IN PERSON AND ON ZOOM
Sept 20: Business Meeting/ Elections.
The Business Meeting and elections used to be the most boring meeting of the year! But now with online elections, that part is over with quickly and we have the treasurer’s report and we have the rest of the evening to visit with each other. There will be announcements on the ASLI Mailing List, but if you are interested in being a board member or an officer of the club, we will tell you how to go about that.t
ZOOM ONLY
Sept 27: Recovering the Astronomy of Ancient Babylon
by Professor John Steele. Cuneiform tablets recovered from sites in present-day Iraq provide extensive evidence for the oldest known tradition of scientific astronomy. The tablets date to the first millennium BC and show that the people of ancient Babylonia kept extensive records of detailed and regular observation of the moon and planets, developed mathematical methods to predict astronomical phenomena such as the occurrence of lunar and solar eclipses and the first appearances of the planets, and used this information for a variety of purposes including regulating their calendar and determining the timing of festivals, as well as for making astrological predictions. In this talk I will outline what we know of Babylonian astronomy and how scholars over the past hundred and fifty years have rediscovered this earliest astral science.
John Steele is a historian of astronomy, with a particular focus on ancient Babylonian astronomy at Brown University. Born in Newcastle, England, he studied Physics and History of Astronomy at Durham University and has held teaching and research positions at Durham University, MIT, and the University of Toronto. He moved to Brown University in 2008, where he is currently Professor of the History of the Exact Sciences in Antiquity. He holds an honorary Professorship at Shanghai in the School of History and Culture of Science at Shanghai Jiao Tong University and is a senior fellow of the Institute for the Study of the Ancient World at New York University. He is the author of six books including “A Brief Introduction to Astronomy in the Middle East” and most recently “The Babylonian Astronomical Compendium” co-authored with Hermann Hunger). He is currently writing a book on the development of astronomy in ancient Babylon and editing the forthcoming Oxford Handbook of Ancient Astronomy.
IN PERSON AND ON ZOOM
Oct 4 – A Visit to Allegheny Observatory
by Frank Melillo.
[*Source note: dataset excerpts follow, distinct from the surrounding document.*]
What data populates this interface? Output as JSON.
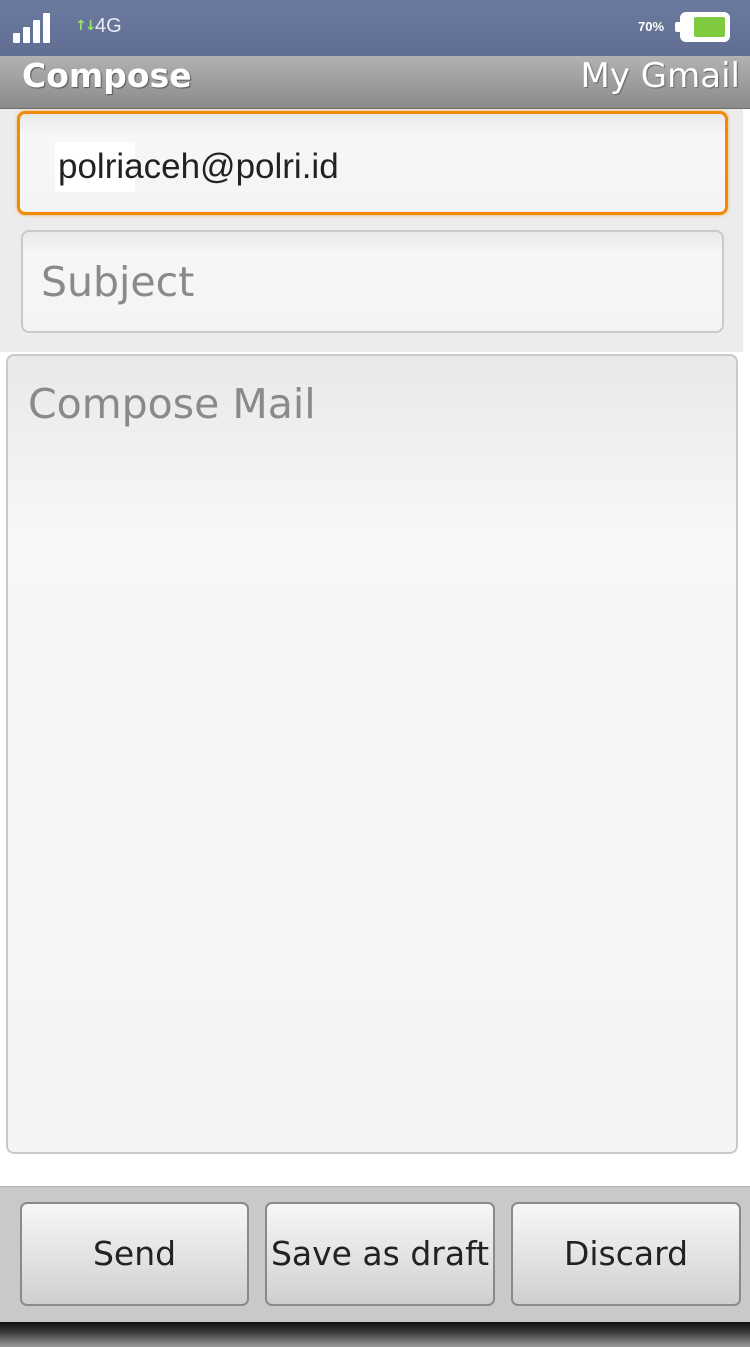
{
  "status_bar": {
    "network_type": "4G",
    "data_arrows": "↑↓",
    "battery_percent_text": "70%",
    "battery_level": 0.7,
    "battery_color": "#7fca3e"
  },
  "title_bar": {
    "title": "Compose",
    "app_name": "My Gmail"
  },
  "compose": {
    "to_value": "polriaceh@polri.id",
    "subject_placeholder": "Subject",
    "body_placeholder": "Compose Mail"
  },
  "buttons": {
    "send": "Send",
    "save_draft": "Save as draft",
    "discard": "Discard"
  },
  "colors": {
    "focus_accent": "#f08a0a"
  }
}
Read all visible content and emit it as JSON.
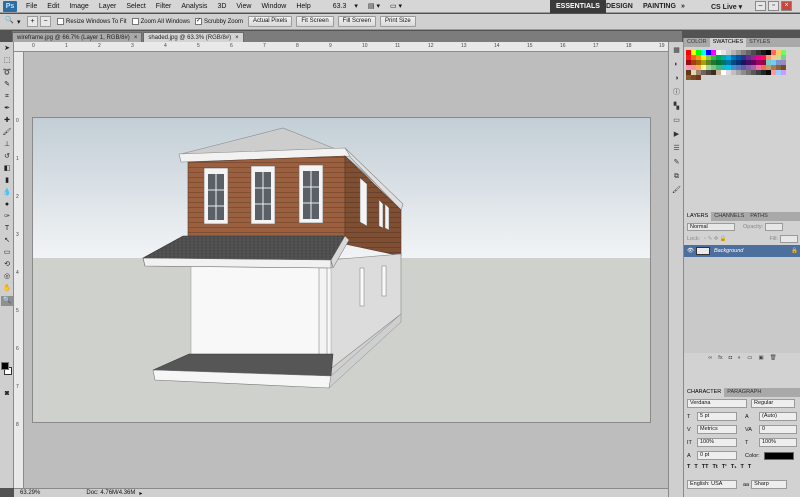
{
  "app": {
    "logo": "Ps"
  },
  "menu": [
    "File",
    "Edit",
    "Image",
    "Layer",
    "Select",
    "Filter",
    "Analysis",
    "3D",
    "View",
    "Window",
    "Help"
  ],
  "menu_zoom": "63.3",
  "workspaces": {
    "essentials": "ESSENTIALS",
    "design": "DESIGN",
    "painting": "PAINTING",
    "more": "»",
    "cslive": "CS Live ▾"
  },
  "window_buttons": {
    "minimize": "–",
    "restore": "▫",
    "close": "×"
  },
  "options": {
    "resize_windows": "Resize Windows To Fit",
    "zoom_all": "Zoom All Windows",
    "scrubby": "Scrubby Zoom",
    "actual_pixels": "Actual Pixels",
    "fit_screen": "Fit Screen",
    "fill_screen": "Fill Screen",
    "print_size": "Print Size"
  },
  "tabs": [
    {
      "label": "wireframe.jpg @ 66.7% (Layer 1, RGB/8#)",
      "close": "×"
    },
    {
      "label": "shaded.jpg @ 63.3% (RGB/8#)",
      "close": "×"
    }
  ],
  "ruler_top": [
    "0",
    "1",
    "2",
    "3",
    "4",
    "5",
    "6",
    "7",
    "8",
    "9",
    "10",
    "11",
    "12",
    "13",
    "14",
    "15",
    "16",
    "17",
    "18",
    "19"
  ],
  "ruler_left": [
    "0",
    "1",
    "2",
    "3",
    "4",
    "5",
    "6",
    "7",
    "8"
  ],
  "status": {
    "zoom": "63.29%",
    "doc": "Doc: 4.76M/4.36M"
  },
  "panel": {
    "swatch_tabs": [
      "COLOR",
      "SWATCHES",
      "STYLES"
    ],
    "layer_tabs": [
      "LAYERS",
      "CHANNELS",
      "PATHS"
    ],
    "blend_mode": "Normal",
    "opacity_label": "Opacity:",
    "lock_label": "Lock:",
    "fill_label": "Fill:",
    "layer_name": "Background",
    "char_tabs": [
      "CHARACTER",
      "PARAGRAPH"
    ],
    "font_family": "Verdana",
    "font_style": "Regular",
    "font_size": "5 pt",
    "leading": "(Auto)",
    "kerning": "Metrics",
    "tracking": "0",
    "vscale": "100%",
    "hscale": "100%",
    "baseline": "0 pt",
    "color_label": "Color:",
    "language": "English: USA",
    "antialias": "Sharp"
  },
  "colors": {
    "swatches": [
      "#ff0000",
      "#ffff00",
      "#00ff00",
      "#00ffff",
      "#0000ff",
      "#ff00ff",
      "#ffffff",
      "#e6e6e6",
      "#cccccc",
      "#b3b3b3",
      "#999999",
      "#808080",
      "#666666",
      "#4d4d4d",
      "#333333",
      "#1a1a1a",
      "#000000",
      "#ff6666",
      "#ffcc66",
      "#66ff66",
      "#ee1c24",
      "#f26522",
      "#f7941d",
      "#fff200",
      "#8dc63f",
      "#39b54a",
      "#00a651",
      "#00a99d",
      "#00aeef",
      "#0072bc",
      "#0054a6",
      "#2e3192",
      "#662d91",
      "#92278f",
      "#ec008c",
      "#ed145b",
      "#f69679",
      "#fdc689",
      "#c4df9b",
      "#82ca9c",
      "#9e0b0f",
      "#a0410d",
      "#a3620a",
      "#aba000",
      "#598527",
      "#197b30",
      "#007236",
      "#00746b",
      "#0076a3",
      "#004b80",
      "#003471",
      "#1b1464",
      "#440e62",
      "#630460",
      "#9e005d",
      "#9e0039",
      "#7accc8",
      "#6dcff6",
      "#8393ca",
      "#a187be",
      "#f49ac1",
      "#f5989d",
      "#fbaf5d",
      "#fff799",
      "#a3d39c",
      "#7cc576",
      "#3cb878",
      "#1abbb4",
      "#00bff3",
      "#448ccb",
      "#5674b9",
      "#605ca8",
      "#855fa8",
      "#a864a8",
      "#f06eaa",
      "#f26c4f",
      "#c69c6d",
      "#a67c52",
      "#8c6239",
      "#754c24",
      "#603913",
      "#e7d4b5",
      "#998675",
      "#736357",
      "#534741",
      "#362f2d",
      "#c7b299",
      "#ffffff",
      "#d9d9d9",
      "#bfbfbf",
      "#a6a6a6",
      "#8c8c8c",
      "#737373",
      "#595959",
      "#404040",
      "#262626",
      "#0d0d0d",
      "#ff9999",
      "#99ccff",
      "#cc99ff",
      "#8b5a2b",
      "#7a4a22",
      "#6b3a18"
    ]
  }
}
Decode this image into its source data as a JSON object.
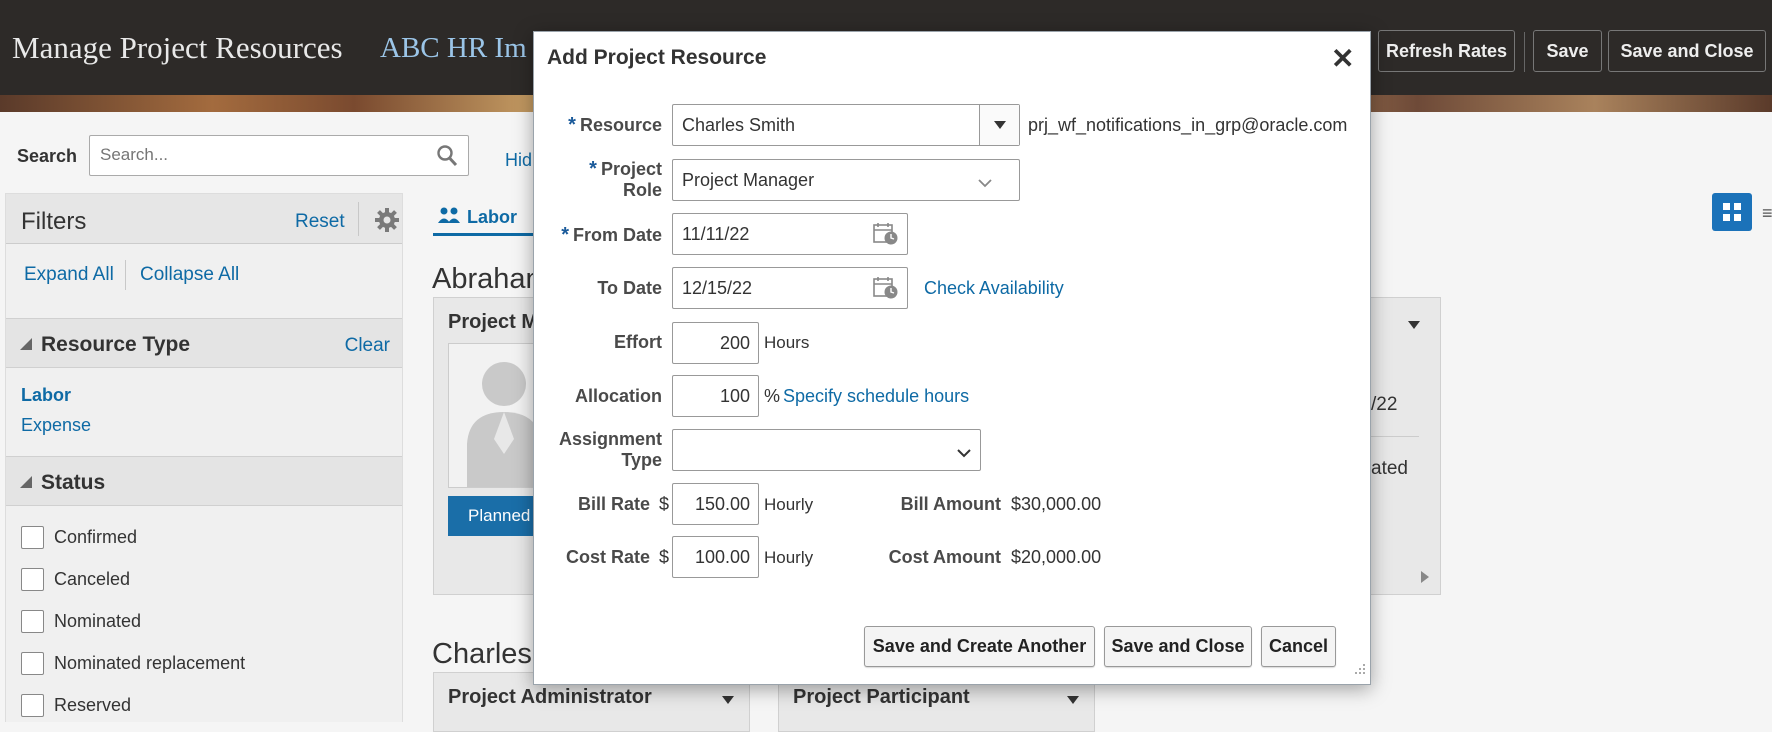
{
  "header": {
    "title": "Manage Project Resources",
    "subtitle": "ABC HR Im",
    "buttons": {
      "refresh_rates": "Refresh Rates",
      "save": "Save",
      "save_and_close": "Save and Close"
    }
  },
  "toolbar": {
    "search_label": "Search",
    "search_placeholder": "Search...",
    "hide_link": "Hid"
  },
  "filters": {
    "title": "Filters",
    "reset": "Reset",
    "expand_all": "Expand All",
    "collapse_all": "Collapse All",
    "resource_type": {
      "title": "Resource Type",
      "clear": "Clear",
      "items": [
        "Labor",
        "Expense"
      ]
    },
    "status": {
      "title": "Status",
      "items": [
        "Confirmed",
        "Canceled",
        "Nominated",
        "Nominated replacement",
        "Reserved"
      ]
    }
  },
  "main": {
    "tab_label": "Labor",
    "people": [
      {
        "name": "Abrahan",
        "cards": [
          {
            "title": "Project M",
            "button": "Planned",
            "fragments": [
              "/22",
              "ated"
            ]
          }
        ]
      },
      {
        "name": "Charles",
        "cards": [
          {
            "title": "Project Administrator"
          },
          {
            "title": "Project Participant"
          }
        ]
      }
    ]
  },
  "dialog": {
    "title": "Add Project Resource",
    "close_icon": "close-icon",
    "resource": {
      "label": "Resource",
      "value": "Charles Smith",
      "email": "prj_wf_notifications_in_grp@oracle.com"
    },
    "project_role": {
      "label_line1": "Project",
      "label_line2": "Role",
      "value": "Project Manager"
    },
    "from_date": {
      "label": "From Date",
      "value": "11/11/22"
    },
    "to_date": {
      "label": "To Date",
      "value": "12/15/22",
      "link": "Check Availability"
    },
    "effort": {
      "label": "Effort",
      "value": "200",
      "unit": "Hours"
    },
    "allocation": {
      "label": "Allocation",
      "value": "100",
      "unit": "%",
      "link": "Specify schedule hours"
    },
    "assignment_type": {
      "label_line1": "Assignment",
      "label_line2": "Type",
      "value": ""
    },
    "bill_rate": {
      "label": "Bill Rate",
      "currency": "$",
      "value": "150.00",
      "unit": "Hourly"
    },
    "bill_amount": {
      "label": "Bill Amount",
      "value": "$30,000.00"
    },
    "cost_rate": {
      "label": "Cost Rate",
      "currency": "$",
      "value": "100.00",
      "unit": "Hourly"
    },
    "cost_amount": {
      "label": "Cost Amount",
      "value": "$20,000.00"
    },
    "buttons": {
      "save_and_create_another": "Save and Create Another",
      "save_and_close": "Save and Close",
      "cancel": "Cancel"
    }
  },
  "colors": {
    "header_bg": "#2d2a28",
    "link": "#0e6aa5",
    "primary_button": "#1a6ea8",
    "required_marker": "#1a5a9a"
  }
}
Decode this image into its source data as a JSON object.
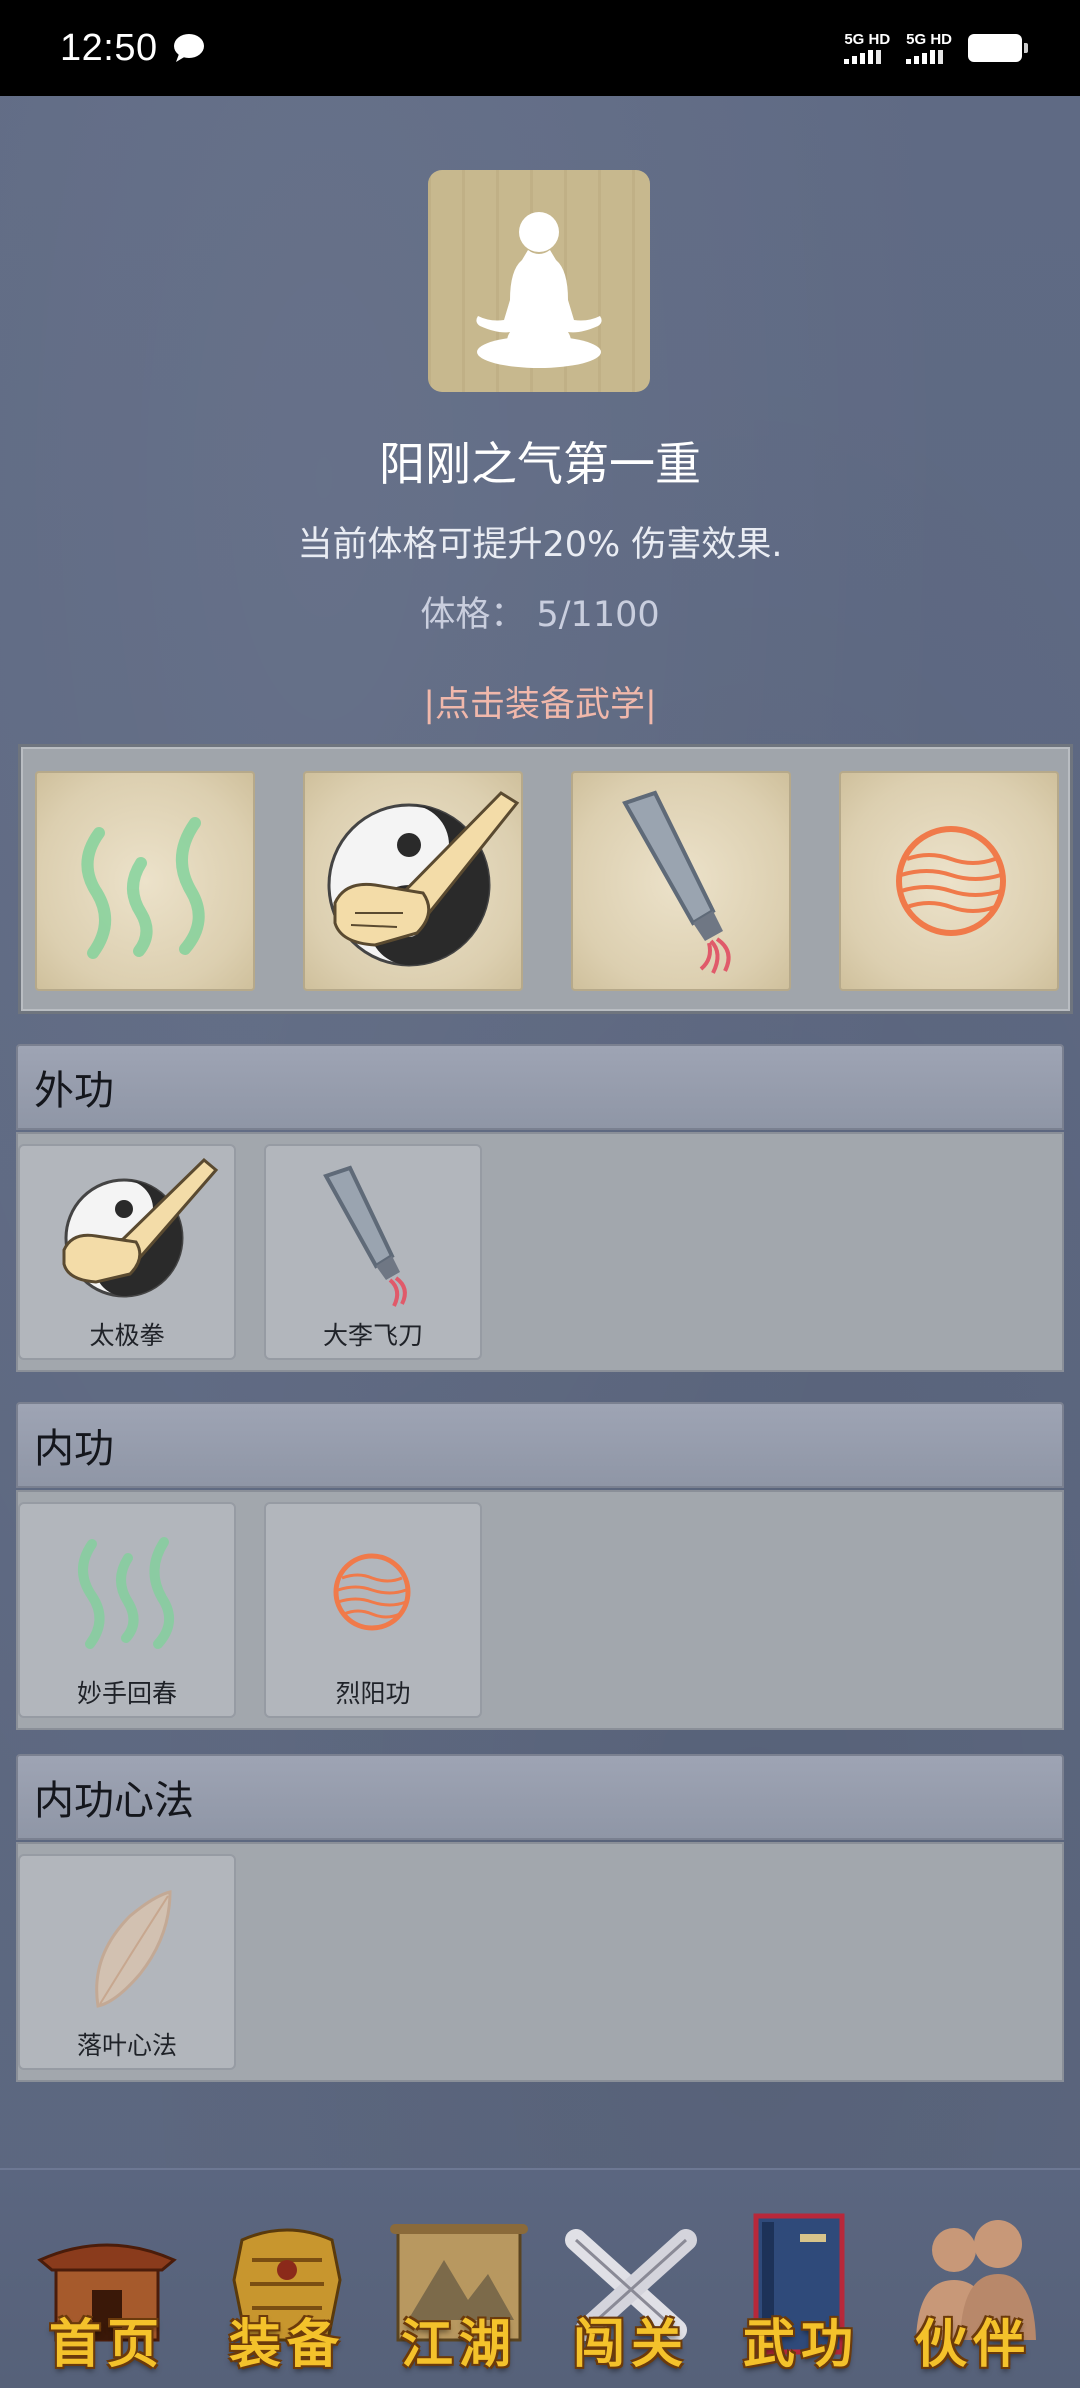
{
  "status_bar": {
    "time": "12:50",
    "network1": "5G HD",
    "network2": "5G HD",
    "icons": [
      "message-icon",
      "signal-icon",
      "battery-icon"
    ]
  },
  "header": {
    "title": "阳刚之气第一重",
    "description": "当前体格可提升20% 伤害效果.",
    "stat_text": "体格： 5/1100",
    "equip_hint": "|点击装备武学|"
  },
  "equipped_slots": [
    {
      "icon": "green-wisps-icon"
    },
    {
      "icon": "taiji-fist-icon"
    },
    {
      "icon": "flying-blade-icon"
    },
    {
      "icon": "fire-orb-icon"
    }
  ],
  "sections": {
    "external": {
      "title": "外功",
      "items": [
        {
          "label": "太极拳",
          "icon": "taiji-fist-icon"
        },
        {
          "label": "大李飞刀",
          "icon": "flying-blade-icon"
        }
      ]
    },
    "internal": {
      "title": "内功",
      "items": [
        {
          "label": "妙手回春",
          "icon": "green-wisps-icon"
        },
        {
          "label": "烈阳功",
          "icon": "fire-orb-icon"
        }
      ]
    },
    "mental": {
      "title": "内功心法",
      "items": [
        {
          "label": "落叶心法",
          "icon": "leaf-icon"
        }
      ]
    }
  },
  "bottom_nav": [
    {
      "label": "首页",
      "icon": "pavilion-icon"
    },
    {
      "label": "装备",
      "icon": "armor-icon"
    },
    {
      "label": "江湖",
      "icon": "scroll-map-icon"
    },
    {
      "label": "闯关",
      "icon": "crossed-swords-icon"
    },
    {
      "label": "武功",
      "icon": "book-icon"
    },
    {
      "label": "伙伴",
      "icon": "companions-icon"
    }
  ],
  "colors": {
    "background": "#5f6a82",
    "hint": "#f1b8ab",
    "nav_label": "#f4c22b"
  }
}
Instead of the usual tour of what’s up in the night sky this month, Frank Melillo will be taking us on a tour of those things that help us look up. Frank recently paid a visit to the Allegheny Observatory, just north of Pittsburgh, PA. His reservation allowed him a behind the scenes tour of the facilities. The tour lasted more than two hours, and as Frank put it, “There was too much to see”. But Frank will do his best to show us some of what he saw thru his photos and commentary. He will also speak about previous observatories he has visited along the way.